New development of a lawyer bot for litigation

Behind the program, dubbed the world’s first bot lawyer, is the technology startup DoNotPay, which uses artificial intelligence to protect the interests of consumers.

The AI will tell the accused how to answer the judge in real time using an earphone with Bluetooth capabilities.

Legal services are not cheap in Russia either, and in the States they can reach huge sums. This prevents some people from hiring a “regular” lawyer to handle civil or administrative cases.

Joshua Browder, Founder of DoNotPay:

Most people cannot afford legal representation. The use of AI will prove that courts allow the use of modern technologies in the courtroom.

The DoNotPay lawyer bot will broadcast the entire court session online, and the bot will give advice to the defendant, referring to specific legal norms. The defendants agreed to repeat to the judge exactly what the chatbot says. At least, this is the plan announced.

The bot lawyer will use GPT-J technology, an open source language model released by EleutherAI, a team of volunteer researchers, engineers and developers. GPT technology — stands for Generative Pre-trained Transformer — became known thanks to the launch of the ChatGPT bot from OpenAI. To train this program, the methods of teaching with a teacher and reinforcement learning* were used.

Browder argues that the use of AI is ideal for use in legal applications:

The law is almost like code and language combined, so it’s an ideal use case for artificial intelligence.

I think this is the biggest potential for GPT and big language model technology [at the moment].

Bot lawyer — how much is it legal?

The first case involving a robot lawyer is scheduled for February 22, Browder said on Twitter last week. He did not name either the defendant or the jurisdiction in which the trial will take place, due to fears that the judge will see through the plan and may prohibit the use of their artificial intelligence technology.

In other words, the startup wants to do something similar to what the students have already done — to test the capabilities of a lawyer bot in real conditions.

Recall that recently a student was able to defend a diploma written by AI.

In choosing the case, Browder identified two jurisdictions where his plan “was not outright illegal,” he tells Politico. Since some courts allow defendants to wear hearing aids, some of which have Bluetooth function, Browder decided that the technology could be legally used during the hearing. The first selected one will be reviewed on February 22 in person, and the second one, the date of which is not disclosed, will be conducted through Zoom. According to USA Today, Do Not Pay is considering another eviction case.

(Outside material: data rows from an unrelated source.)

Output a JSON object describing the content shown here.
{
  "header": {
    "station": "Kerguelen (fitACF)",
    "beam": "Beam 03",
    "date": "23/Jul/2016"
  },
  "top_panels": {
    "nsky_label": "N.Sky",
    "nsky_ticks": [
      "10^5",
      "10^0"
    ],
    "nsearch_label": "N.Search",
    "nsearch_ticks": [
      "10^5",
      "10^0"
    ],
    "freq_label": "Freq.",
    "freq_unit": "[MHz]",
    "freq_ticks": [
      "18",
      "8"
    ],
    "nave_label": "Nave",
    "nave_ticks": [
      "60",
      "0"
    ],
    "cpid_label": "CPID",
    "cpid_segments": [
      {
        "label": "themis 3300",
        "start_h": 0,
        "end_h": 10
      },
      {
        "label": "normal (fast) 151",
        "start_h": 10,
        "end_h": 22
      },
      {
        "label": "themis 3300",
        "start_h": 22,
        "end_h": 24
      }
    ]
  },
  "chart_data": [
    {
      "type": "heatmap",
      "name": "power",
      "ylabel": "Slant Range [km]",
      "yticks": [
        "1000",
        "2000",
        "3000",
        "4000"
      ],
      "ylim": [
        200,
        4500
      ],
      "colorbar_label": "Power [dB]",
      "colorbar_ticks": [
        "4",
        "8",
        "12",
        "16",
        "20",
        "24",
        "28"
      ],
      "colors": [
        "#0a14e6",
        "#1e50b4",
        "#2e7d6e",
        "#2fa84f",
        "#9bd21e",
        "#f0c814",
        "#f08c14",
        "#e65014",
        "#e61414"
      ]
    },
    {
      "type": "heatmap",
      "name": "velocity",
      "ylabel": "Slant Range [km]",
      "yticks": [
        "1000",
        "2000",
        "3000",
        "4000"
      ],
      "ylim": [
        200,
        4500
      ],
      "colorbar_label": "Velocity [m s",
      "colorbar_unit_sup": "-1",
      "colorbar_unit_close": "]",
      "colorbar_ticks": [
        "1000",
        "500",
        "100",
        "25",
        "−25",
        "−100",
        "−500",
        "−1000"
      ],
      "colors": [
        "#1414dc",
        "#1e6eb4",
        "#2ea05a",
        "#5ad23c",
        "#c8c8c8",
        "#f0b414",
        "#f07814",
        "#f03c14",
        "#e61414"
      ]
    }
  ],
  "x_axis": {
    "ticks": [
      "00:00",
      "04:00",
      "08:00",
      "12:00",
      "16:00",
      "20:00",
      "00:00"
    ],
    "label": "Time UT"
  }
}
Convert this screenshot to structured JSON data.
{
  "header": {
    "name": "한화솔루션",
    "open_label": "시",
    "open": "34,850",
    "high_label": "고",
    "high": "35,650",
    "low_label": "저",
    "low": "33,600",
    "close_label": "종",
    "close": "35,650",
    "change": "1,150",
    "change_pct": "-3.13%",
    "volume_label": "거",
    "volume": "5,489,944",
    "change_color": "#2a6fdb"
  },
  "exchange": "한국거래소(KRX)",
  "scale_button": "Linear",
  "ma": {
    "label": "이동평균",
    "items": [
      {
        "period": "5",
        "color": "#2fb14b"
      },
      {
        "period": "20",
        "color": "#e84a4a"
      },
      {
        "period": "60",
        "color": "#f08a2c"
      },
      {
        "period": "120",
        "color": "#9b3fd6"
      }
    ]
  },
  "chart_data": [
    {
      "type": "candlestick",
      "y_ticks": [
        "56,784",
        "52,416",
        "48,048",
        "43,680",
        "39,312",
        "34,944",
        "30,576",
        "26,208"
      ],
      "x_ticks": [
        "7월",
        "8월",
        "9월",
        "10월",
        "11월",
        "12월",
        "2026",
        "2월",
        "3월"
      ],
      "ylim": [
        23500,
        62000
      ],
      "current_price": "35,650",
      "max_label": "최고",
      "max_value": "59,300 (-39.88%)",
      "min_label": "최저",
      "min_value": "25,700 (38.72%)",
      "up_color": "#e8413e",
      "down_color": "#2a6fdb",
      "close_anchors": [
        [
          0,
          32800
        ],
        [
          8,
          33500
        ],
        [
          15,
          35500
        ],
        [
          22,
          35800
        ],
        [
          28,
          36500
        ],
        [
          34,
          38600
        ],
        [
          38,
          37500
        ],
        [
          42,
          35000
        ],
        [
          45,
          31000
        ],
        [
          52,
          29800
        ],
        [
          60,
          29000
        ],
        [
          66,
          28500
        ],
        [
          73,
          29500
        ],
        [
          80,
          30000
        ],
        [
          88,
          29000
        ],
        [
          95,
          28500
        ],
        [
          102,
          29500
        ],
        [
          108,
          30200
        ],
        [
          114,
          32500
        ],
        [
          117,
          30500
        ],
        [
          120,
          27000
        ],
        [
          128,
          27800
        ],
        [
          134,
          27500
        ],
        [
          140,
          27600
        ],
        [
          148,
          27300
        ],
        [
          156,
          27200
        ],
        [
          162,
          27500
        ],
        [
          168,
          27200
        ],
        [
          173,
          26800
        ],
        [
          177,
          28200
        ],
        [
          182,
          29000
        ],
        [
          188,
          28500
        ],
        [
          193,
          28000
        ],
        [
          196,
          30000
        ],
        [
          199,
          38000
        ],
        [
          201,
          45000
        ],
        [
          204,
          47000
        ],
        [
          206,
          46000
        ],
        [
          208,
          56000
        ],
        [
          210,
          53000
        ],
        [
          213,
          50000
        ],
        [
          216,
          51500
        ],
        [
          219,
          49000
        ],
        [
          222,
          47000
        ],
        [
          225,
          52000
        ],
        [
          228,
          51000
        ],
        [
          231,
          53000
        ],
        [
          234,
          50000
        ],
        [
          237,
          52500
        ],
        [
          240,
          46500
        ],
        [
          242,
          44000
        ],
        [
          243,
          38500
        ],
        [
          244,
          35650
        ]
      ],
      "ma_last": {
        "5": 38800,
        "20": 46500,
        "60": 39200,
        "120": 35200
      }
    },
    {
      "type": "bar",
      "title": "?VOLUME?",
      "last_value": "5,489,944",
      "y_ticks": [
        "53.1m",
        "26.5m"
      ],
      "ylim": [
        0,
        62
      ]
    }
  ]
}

Founded in 2015, the startup previously used GPT technology to appeal bank fees and negotiate changes to Internet service providers’ tariff plans. Do Not Pay has also created templates that help people request refunds from the airline and challenge parking fines.

The upcoming hearing is likely to be the first time artificial intelligence will be used in court. However, similar technologies are already widespread in the legal profession. For example, large law firms regularly use AI to check a mass of legal documents at the early stages of litigation.

Nicholas Saadi, a lawyer at Pryor Cashman law firm who advises on the use of artificial intelligence in law and business, told Politico that Browder’s plan may contradict state laws that require lawyers to have a professional state license. In addition, he reminds that a bot lawyer cannot replace the ability of a human lawyer to improvise or understand body language.

Andrew Perlman, dean of the Suffolk University School of Law, told CNET that the use of artificial intelligence technologies in the legal system has more advantages than disadvantages, and can facilitate some routine legal tasks, such as sorting documents.

Browder said in an interview that he was aware of the shortcomings of artificial intelligence technology. Given the potential risk to the defendants, Do Not Pay plans to pay them for their participation and cover any fines related to the cases.

But Browder hopes that the experiment will help make legal services more accessible to those who cannot afford expensive lawyers.